Overview
There are 3 things running:
- app is a simple Python Flask app that serves up
/aclfor an allow/denylist and acheck_cidendpoint. Note: its running in dev mode and will be sloooooooow, the point of only hitting it for novel CIDs is that it should not matter too much. THERE IS ZERO EXPECTATION ANYONE WOULD PUT THIS PYTHON APP IN PRODUCTION - go-ipfs for the upstream connection (commented out to benchmark the other stuff)
- nginx
Nginx / Lua
The best diagram for what where the lua hooks are is here
We use the following phases
init_by_lua
Usually just to require all the modules before forking to save RAM and speed up later requires, simmilar to puma in ruby etc.
init_worker_by_lua
This runs once per nginx worker and can be used to schedule things periodically
content_by_lua
I have a /refresh and /status page for testing, with lua_code_cache off;
you can have a reasonable flow for testing changes w/o creating an elaborate
test harness
rewrite_by_lua
Runs on every request, we have 3 strategies, all using shared (thread safe)
dictionaries set by lua_shared_dict called allow and deny:
rewrite-allow.lua
For when you want to only serve a list of CIDs.
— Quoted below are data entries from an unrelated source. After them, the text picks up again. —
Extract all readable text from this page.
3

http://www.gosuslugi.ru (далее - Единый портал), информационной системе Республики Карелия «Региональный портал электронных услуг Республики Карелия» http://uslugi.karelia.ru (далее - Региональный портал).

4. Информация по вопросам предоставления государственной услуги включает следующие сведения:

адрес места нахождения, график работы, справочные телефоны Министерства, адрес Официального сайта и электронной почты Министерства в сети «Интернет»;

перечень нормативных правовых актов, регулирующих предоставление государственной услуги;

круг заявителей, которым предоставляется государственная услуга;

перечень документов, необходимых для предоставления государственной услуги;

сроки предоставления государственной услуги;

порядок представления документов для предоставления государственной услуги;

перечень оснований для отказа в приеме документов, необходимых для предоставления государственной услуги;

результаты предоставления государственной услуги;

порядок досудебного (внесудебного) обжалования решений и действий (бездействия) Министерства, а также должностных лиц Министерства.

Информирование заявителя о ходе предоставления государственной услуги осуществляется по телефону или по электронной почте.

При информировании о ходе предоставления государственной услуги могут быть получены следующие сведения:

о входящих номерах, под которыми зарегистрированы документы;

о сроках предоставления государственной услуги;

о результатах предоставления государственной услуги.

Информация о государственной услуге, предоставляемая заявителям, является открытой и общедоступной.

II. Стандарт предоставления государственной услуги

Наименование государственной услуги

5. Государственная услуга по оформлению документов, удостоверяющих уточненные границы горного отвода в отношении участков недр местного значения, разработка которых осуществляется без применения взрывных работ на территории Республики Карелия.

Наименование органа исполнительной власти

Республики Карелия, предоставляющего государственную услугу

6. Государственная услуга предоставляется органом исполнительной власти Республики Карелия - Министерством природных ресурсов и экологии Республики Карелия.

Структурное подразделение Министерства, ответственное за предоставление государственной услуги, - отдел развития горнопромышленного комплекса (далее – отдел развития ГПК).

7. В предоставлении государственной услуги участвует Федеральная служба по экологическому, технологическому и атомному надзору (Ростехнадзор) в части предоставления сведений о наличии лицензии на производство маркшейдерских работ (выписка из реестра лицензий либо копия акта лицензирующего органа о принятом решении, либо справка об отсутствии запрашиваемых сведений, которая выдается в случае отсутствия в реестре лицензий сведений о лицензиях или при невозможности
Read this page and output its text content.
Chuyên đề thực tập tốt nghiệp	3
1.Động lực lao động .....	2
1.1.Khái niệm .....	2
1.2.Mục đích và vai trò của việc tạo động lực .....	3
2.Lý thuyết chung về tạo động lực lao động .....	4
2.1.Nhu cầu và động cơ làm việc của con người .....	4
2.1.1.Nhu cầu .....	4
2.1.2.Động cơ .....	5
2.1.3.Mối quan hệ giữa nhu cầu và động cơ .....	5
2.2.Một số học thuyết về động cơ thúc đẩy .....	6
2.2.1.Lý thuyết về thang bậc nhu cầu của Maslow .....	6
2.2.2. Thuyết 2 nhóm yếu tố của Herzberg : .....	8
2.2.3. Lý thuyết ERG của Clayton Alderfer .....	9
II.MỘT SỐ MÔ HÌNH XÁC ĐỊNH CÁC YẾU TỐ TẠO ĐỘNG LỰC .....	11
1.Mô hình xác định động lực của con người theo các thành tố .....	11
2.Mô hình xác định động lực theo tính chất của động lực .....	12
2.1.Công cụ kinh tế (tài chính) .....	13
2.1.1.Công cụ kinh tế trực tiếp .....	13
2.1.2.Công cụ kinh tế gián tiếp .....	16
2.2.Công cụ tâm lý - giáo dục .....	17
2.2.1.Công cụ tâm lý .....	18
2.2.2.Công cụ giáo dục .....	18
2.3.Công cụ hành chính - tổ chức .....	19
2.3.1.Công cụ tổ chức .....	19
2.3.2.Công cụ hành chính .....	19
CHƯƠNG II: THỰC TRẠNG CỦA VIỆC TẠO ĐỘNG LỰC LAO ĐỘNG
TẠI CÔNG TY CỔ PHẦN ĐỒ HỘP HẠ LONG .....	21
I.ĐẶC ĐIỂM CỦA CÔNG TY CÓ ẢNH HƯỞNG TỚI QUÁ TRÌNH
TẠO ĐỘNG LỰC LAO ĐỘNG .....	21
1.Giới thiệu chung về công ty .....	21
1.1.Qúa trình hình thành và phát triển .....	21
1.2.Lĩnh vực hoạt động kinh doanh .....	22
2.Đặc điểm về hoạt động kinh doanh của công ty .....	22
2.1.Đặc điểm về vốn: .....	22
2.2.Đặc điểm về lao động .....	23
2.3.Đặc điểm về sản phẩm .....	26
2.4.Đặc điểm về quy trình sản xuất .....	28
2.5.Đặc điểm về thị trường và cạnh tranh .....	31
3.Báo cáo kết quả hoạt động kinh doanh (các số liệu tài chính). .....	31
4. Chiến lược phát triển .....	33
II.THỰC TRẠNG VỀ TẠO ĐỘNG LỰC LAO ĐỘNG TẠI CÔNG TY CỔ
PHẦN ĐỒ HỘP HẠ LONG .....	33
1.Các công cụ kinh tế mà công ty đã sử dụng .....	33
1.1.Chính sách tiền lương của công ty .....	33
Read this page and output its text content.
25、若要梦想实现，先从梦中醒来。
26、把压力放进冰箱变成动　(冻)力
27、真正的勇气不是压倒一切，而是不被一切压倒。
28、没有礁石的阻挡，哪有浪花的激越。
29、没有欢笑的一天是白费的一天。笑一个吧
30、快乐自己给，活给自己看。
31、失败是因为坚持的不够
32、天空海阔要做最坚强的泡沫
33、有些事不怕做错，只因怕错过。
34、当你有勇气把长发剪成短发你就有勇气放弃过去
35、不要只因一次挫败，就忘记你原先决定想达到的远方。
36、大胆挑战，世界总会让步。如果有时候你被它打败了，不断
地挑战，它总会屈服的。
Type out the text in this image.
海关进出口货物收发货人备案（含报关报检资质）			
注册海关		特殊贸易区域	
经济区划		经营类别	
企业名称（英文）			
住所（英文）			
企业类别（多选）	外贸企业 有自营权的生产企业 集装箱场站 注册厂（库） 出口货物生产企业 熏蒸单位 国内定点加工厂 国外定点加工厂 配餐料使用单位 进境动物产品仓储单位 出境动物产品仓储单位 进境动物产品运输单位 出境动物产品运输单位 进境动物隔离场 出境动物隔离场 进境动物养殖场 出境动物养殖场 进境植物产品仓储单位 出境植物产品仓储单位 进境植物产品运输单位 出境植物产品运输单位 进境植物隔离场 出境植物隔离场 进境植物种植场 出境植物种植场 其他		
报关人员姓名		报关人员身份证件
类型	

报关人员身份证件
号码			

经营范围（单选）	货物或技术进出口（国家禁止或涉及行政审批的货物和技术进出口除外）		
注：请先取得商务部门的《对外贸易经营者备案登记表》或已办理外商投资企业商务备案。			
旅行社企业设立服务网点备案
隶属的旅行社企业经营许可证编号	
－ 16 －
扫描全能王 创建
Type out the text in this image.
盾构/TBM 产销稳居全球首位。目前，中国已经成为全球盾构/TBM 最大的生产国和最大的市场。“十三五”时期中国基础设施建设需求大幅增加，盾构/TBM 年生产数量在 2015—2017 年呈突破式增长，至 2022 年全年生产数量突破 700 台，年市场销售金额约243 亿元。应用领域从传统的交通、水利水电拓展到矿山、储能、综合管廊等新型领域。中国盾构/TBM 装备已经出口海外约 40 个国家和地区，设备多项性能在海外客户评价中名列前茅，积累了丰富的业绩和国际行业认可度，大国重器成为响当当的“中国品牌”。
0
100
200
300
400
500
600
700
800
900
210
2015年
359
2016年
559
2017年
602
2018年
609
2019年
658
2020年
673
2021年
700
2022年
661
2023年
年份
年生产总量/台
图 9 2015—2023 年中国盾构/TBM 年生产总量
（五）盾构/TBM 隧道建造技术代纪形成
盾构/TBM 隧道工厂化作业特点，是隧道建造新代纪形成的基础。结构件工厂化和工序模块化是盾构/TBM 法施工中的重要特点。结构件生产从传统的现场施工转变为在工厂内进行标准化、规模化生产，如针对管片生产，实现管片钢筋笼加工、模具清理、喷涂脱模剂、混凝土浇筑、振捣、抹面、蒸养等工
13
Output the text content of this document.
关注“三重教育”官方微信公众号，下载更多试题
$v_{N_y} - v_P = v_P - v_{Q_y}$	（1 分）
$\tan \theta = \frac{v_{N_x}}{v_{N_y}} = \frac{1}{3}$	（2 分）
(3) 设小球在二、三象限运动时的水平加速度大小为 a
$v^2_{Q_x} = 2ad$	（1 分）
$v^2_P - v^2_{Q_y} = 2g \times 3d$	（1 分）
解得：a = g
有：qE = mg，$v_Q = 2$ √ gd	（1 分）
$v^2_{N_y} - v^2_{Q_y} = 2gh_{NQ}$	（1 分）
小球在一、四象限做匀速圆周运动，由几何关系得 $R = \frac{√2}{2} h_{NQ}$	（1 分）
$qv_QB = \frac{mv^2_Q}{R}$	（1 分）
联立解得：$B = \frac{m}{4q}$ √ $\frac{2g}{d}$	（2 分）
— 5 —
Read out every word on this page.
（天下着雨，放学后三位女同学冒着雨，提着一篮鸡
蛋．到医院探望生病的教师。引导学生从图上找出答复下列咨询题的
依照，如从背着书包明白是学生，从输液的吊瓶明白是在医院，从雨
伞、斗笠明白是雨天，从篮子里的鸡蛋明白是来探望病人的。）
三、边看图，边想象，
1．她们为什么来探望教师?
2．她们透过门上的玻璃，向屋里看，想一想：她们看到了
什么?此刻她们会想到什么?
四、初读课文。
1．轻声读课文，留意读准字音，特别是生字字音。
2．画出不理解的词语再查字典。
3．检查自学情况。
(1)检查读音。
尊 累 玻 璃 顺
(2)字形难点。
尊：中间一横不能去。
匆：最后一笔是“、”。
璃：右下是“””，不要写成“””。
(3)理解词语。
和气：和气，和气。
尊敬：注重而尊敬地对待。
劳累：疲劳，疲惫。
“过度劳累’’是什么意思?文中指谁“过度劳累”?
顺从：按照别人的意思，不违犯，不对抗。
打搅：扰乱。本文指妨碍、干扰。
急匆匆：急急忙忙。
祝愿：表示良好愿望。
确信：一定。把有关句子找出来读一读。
Assumes a periodic refresh of the allow/deny dict from the api, looks if CID is allowed, then checks if CID/PATH is disallowed.
Note if you dont ngx.exit() this script it goes to the next phase (ie proxying the
backend)
rewrite-deny.lua
Like allow but just looks if CID/PATH is denyed, more like the use case where you block "bad" or legally taken-down content.
rewrite-check.lua
This only allows/denys at the CID level (assumption you have lots of them and that you dont want to block paths underneath them)
Will hit the api and add into the allow/deny dict, if you can allow some
requests to slip past, you could do the api call and dict update in another
co-routine with ngx.timer.at(0, fn)
Note the early return if the CID is allowed, that exits the processing of the
request.
Notes
The shape of the api has been tweaked a little but should not be considered
canonical or even good, especially check_cid (the shape of whats returned just
matches /acl as I wrote that first and didnt want to re-work for a PoC), you
probably want to return less (maybe even just a code?) on that call.
Performance
It performs ok, I took one days worth of URIs from a PL gateway and ran 20k requests (I made sure nginx only started one worker)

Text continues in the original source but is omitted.